Anyway, this could also work for disaster relief, because it’s ideal for situations that change very rapidly. I was looking at Jon’s empty wiki and thinking, well aside from all the problems with the whole idea of that, which I won’t go into, might a Twitter feed be better? I thought of myself on the 2nd floor of the Astrodome after Katrina, gathering and putting out information that was extremely up to date, and how quickly things changed on the ground. Would I want a wiki for it? (I tried. It is hopeless without a core of people already trained to use one and to work together with one.) Maybe I wouldn’t want one. Maybe a feed would be better. Page back through the “2nd floor astrodome” Twitter feed and see what’s up. Combine many different channels of all the people at various stations in the Astrodome and you’d know who says what is true, right in the moment.

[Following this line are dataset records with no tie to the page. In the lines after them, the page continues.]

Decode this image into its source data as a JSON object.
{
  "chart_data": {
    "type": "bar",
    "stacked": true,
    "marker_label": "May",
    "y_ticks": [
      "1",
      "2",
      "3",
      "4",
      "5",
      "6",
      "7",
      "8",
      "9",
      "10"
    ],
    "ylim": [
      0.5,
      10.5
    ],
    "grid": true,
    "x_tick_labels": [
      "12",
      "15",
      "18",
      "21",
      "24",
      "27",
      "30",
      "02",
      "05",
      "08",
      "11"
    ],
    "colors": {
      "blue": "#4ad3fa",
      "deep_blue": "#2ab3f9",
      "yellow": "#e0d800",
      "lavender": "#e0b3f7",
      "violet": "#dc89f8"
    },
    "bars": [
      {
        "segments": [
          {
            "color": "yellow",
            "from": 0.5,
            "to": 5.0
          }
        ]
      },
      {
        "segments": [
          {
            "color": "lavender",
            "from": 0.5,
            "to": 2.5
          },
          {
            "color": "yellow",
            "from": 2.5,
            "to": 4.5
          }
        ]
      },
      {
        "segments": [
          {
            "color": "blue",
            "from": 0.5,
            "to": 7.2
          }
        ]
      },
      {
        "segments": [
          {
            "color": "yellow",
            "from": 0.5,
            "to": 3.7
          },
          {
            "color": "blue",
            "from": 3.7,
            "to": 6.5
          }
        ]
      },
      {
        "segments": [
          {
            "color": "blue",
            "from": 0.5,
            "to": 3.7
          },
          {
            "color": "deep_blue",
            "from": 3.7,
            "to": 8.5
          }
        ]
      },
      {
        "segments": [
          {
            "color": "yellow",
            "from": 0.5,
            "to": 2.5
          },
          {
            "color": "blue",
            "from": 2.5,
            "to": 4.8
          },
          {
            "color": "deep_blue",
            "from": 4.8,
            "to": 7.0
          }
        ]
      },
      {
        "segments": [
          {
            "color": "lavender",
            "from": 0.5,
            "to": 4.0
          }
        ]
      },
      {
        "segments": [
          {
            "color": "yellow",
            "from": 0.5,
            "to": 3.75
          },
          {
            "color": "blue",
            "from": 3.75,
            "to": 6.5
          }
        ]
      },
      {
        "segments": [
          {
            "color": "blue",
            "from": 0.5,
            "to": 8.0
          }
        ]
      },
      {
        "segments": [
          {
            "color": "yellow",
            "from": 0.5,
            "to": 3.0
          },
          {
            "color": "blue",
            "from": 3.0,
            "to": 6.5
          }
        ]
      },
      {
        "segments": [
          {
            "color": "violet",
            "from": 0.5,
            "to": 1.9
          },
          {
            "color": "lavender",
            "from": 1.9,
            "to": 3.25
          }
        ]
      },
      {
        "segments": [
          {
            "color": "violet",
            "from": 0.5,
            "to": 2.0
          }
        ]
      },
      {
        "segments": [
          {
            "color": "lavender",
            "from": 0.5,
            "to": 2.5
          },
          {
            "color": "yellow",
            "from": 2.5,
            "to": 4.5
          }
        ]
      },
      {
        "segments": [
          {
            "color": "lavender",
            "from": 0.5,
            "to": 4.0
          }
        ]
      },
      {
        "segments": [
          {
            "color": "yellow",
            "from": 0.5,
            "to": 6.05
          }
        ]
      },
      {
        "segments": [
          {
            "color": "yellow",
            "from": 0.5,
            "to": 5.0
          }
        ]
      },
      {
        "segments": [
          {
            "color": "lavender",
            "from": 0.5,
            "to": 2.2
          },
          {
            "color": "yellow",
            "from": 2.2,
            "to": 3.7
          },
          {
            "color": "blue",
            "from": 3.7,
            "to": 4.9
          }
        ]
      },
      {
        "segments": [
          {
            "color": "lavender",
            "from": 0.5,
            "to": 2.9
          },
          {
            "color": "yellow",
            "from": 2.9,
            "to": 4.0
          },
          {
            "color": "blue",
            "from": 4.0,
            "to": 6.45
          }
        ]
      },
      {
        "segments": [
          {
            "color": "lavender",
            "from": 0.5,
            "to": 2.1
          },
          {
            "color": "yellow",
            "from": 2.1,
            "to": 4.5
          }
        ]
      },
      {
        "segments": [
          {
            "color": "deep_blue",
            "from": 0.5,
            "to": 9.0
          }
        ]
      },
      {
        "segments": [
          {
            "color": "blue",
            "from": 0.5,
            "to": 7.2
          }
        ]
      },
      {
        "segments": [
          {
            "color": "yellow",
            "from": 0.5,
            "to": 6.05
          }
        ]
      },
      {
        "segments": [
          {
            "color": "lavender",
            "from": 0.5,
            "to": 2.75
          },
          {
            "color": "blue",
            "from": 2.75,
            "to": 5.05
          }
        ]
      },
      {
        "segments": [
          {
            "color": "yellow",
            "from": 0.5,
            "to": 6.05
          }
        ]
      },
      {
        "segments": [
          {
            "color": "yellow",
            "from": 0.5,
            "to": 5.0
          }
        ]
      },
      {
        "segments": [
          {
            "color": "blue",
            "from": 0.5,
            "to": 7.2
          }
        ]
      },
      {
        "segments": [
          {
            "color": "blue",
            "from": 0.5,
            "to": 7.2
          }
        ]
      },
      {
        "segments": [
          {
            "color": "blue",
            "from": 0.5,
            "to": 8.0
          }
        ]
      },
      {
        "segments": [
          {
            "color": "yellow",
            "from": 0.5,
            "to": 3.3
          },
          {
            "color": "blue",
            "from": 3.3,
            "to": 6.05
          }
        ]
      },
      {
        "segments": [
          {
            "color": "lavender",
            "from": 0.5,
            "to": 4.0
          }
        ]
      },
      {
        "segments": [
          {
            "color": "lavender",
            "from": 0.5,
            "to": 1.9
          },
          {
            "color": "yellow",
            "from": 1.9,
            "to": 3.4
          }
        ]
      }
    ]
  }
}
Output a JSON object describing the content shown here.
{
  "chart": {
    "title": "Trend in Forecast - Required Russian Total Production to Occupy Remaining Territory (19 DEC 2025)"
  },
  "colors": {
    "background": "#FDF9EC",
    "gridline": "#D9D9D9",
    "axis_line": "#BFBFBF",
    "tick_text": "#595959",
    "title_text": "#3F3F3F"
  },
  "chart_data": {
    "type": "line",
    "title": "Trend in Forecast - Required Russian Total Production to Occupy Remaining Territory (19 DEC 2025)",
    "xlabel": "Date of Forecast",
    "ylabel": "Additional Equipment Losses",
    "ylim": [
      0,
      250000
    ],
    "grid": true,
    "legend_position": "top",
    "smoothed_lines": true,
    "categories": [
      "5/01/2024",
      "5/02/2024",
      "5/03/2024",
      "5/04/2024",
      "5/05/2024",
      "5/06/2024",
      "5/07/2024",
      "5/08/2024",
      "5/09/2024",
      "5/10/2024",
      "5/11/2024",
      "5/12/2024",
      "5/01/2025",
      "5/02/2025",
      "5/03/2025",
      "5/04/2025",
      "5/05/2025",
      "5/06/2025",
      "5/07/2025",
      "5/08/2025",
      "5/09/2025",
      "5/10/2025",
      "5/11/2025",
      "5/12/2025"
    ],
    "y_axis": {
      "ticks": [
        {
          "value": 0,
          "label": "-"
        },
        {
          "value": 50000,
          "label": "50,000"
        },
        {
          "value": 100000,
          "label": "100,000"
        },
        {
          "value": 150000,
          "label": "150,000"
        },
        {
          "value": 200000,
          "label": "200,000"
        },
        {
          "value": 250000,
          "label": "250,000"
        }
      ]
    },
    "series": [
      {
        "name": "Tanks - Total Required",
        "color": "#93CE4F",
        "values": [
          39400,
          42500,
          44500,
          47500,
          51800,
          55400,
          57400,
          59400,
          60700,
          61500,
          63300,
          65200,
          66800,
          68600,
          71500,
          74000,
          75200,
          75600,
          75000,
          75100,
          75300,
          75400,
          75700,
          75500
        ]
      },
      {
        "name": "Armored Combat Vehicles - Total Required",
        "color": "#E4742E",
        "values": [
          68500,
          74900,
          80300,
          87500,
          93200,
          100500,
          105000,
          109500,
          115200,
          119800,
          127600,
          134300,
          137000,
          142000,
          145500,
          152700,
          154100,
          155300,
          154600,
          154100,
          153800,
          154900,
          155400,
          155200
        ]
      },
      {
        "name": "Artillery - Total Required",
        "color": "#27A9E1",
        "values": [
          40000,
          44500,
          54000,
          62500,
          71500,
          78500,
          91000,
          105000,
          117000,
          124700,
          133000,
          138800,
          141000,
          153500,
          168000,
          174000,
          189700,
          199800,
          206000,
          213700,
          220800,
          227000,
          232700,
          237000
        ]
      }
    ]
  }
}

But even better — a private setup for a ChaCha-like thing. You get 100 people together to monitor and answer questions and you would have an instant backup, fit for the general of an army. Or fit for a reporter on the ground in a rough situation. I think of how I combed google news all day long for the Back to Iraq guy back in like 2003 and emailed him updates on whatever was going on or being bombed in the area near him. How much better, if he could have called a phone number like ChaCha’s, and tapped into a network of people like me. Someone would have texted him back the information he wanted within minutes. And if there were sort of a combination of Ning and ChaCha, you’d be able to set up your own information broker network and invite people to join it.
The Red Cross should be using this (okay, maybe in 20 years if they can get it together that fast). But, I offer the idea up to whatever nonprofits or disaster relief workers can use it.